The "collect" parameter decides what data exactly is collected and what output is produced.

"--collect 2" collects data that was generated by sampling from the posterior distribution over haplotype paths through the haplotype graph. The output file ../tmp/kMerCount__GS_nextGen_varigraph3_AA02O9Q_Z2_31_required.binaryCount.haplotypes.VCF will have quality measures attached to alleles which are generated from taking the marginal allele probabilities at each position independently.

"--collect 2viterbi" collects data that was generated by calculating the Viterbi path through the haplotype graph model. The name of the output file is. ../tmp/kMerCount__GS_nextGen_varigraph3_AA02O9Q_Z2_31_required.binaryCount.viterbiHaplotypes.viterbiVCF.

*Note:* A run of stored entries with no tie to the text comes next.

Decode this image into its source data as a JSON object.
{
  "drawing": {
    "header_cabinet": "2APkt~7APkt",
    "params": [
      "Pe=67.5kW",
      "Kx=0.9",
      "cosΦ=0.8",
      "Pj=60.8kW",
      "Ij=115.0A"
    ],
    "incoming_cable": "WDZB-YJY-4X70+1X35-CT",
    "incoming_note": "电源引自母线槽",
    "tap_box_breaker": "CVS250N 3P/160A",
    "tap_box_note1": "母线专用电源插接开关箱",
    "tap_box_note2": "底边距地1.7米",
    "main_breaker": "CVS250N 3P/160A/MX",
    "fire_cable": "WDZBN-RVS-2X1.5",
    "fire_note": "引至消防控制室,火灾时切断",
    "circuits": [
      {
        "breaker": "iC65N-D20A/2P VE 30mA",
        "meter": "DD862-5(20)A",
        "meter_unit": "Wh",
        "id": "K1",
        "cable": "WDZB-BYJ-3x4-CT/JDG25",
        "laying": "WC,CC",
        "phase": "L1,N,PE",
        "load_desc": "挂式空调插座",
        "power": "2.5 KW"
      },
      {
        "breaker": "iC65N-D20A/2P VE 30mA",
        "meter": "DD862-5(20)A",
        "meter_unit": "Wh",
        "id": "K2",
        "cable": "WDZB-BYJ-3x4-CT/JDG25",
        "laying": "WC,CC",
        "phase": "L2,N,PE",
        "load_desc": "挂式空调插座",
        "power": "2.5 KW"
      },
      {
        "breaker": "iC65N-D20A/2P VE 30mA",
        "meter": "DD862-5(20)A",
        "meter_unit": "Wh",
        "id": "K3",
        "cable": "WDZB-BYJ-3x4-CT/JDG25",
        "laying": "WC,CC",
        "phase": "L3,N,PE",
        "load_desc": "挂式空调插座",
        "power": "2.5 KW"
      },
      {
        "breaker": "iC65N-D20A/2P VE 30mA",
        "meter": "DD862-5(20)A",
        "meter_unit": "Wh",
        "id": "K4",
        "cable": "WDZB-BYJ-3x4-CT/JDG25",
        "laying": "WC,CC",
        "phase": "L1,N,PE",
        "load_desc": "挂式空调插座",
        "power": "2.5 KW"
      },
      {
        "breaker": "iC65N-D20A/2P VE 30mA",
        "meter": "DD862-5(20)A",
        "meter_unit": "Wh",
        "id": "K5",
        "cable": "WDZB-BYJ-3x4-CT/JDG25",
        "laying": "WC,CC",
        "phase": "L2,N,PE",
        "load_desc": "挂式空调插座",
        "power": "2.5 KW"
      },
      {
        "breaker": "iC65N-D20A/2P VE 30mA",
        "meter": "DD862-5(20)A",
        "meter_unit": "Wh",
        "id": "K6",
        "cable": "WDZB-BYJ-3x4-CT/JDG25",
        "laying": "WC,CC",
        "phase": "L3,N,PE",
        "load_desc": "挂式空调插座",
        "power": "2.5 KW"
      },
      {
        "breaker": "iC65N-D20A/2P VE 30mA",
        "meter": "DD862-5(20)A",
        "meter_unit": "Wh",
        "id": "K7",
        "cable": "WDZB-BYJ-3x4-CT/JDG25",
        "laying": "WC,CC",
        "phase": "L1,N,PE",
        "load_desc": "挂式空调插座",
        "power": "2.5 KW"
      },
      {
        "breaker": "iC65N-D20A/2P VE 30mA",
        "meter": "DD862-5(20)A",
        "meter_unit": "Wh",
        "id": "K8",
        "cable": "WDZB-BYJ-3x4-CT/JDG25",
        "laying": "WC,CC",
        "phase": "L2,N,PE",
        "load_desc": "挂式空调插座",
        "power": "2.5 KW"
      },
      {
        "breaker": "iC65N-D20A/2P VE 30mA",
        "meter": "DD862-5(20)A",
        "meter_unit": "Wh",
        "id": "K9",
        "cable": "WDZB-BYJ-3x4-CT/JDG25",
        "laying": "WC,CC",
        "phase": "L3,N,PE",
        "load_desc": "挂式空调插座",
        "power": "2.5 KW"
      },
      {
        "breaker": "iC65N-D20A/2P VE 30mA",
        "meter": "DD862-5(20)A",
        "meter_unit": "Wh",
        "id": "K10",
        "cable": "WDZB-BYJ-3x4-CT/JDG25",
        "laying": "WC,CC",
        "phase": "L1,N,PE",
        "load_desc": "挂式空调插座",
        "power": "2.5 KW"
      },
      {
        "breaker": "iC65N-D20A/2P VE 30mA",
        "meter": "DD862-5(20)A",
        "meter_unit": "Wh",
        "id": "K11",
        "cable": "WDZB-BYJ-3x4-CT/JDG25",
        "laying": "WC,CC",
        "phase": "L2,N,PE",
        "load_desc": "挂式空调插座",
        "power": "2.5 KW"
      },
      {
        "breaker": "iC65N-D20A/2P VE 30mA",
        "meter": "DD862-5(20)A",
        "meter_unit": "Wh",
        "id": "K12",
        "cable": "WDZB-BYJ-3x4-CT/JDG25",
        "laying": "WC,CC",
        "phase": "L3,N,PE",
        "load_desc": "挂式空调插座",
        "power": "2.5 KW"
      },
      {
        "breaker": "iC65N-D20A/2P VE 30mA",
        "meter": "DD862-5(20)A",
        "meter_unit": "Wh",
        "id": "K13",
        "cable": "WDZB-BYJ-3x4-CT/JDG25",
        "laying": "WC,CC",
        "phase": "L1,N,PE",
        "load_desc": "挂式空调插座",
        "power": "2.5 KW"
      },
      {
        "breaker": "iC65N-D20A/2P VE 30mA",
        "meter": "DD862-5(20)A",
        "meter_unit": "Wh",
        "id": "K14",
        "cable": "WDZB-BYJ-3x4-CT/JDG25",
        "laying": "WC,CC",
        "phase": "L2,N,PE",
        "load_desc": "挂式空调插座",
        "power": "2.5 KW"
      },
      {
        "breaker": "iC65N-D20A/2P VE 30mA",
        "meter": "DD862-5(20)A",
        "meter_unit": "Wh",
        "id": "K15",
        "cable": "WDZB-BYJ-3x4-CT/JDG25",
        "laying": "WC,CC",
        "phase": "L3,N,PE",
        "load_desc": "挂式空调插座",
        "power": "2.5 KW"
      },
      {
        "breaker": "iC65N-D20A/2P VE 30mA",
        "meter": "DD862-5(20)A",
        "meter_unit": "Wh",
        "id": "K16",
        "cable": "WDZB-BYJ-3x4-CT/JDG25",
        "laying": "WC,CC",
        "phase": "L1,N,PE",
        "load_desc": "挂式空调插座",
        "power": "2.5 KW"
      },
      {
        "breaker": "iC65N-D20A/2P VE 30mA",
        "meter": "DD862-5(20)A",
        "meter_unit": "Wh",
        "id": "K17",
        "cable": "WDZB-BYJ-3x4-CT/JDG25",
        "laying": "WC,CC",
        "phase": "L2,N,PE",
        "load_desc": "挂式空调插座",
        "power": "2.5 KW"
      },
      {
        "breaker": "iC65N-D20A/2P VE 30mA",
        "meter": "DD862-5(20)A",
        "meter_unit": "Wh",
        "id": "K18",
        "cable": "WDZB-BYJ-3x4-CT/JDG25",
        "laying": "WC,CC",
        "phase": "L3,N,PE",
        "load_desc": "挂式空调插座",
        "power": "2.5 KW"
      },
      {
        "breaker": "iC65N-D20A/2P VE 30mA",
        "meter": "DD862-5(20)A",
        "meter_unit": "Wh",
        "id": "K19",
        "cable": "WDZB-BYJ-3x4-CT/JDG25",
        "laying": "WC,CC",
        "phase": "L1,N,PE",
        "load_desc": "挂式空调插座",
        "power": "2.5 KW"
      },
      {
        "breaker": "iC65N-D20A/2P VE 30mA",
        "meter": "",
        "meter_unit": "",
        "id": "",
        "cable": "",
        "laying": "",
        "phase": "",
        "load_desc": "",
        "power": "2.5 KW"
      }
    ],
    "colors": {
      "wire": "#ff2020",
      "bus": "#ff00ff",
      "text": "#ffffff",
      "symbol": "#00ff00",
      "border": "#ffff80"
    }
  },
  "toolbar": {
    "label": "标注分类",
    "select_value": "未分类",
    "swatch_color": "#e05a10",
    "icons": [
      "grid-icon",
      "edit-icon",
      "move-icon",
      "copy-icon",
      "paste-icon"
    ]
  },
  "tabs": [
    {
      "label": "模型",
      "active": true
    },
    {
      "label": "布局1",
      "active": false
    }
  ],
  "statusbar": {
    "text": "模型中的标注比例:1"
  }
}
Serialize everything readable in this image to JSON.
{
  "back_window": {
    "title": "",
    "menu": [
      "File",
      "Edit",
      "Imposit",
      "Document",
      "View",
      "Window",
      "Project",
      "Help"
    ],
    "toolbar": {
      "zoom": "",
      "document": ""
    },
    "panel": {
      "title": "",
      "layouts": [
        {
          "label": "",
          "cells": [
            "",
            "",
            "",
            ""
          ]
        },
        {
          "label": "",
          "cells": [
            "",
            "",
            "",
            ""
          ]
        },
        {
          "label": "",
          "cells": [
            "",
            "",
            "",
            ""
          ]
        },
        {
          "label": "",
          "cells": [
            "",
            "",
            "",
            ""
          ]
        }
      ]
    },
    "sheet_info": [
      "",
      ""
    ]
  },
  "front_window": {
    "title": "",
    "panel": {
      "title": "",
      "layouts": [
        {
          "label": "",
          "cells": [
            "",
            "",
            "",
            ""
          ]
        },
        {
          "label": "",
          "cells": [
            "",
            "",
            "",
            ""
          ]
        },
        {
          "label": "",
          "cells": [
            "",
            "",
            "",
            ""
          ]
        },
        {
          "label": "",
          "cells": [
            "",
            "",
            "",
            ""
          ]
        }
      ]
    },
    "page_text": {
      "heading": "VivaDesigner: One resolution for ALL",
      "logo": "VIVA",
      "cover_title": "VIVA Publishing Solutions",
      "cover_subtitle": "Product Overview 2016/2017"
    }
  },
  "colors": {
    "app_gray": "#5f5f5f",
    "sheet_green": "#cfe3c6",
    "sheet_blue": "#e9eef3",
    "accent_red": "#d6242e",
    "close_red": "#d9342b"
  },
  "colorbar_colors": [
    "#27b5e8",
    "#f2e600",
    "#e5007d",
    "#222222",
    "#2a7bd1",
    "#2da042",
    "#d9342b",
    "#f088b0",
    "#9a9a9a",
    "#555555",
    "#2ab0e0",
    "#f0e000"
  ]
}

"--collect 3" takes the Viterbi-generated haplotypes and carries out read re-mapping and de novo variant calling on top of the inferred haplotypes. Specifically, we create two "personalized reference genomes", by taking the original reference genome, removing the xMHC and inserting our two "haplotypes". We then (independently) re-map all sample reads to both "personalized reference genomes". We examine the "personalized xMHC" in both genomes. For each read in the union of reads that map to the "personalized xMHC" in either "personalized reference genome", we want to make a decision which of the genomes it "comes from". We use mapping quality to make this decision. When mapping quality is equal for both genomes, we make a random decision. We produce 2 SAM files, one for each "personalized xMHC", containing the reads we assigned to each "haplotype". We then carry out variant discovery (currently using Platypus), and modify the Viterbi haplotype VCF to take into account the variants discovered by Platypus.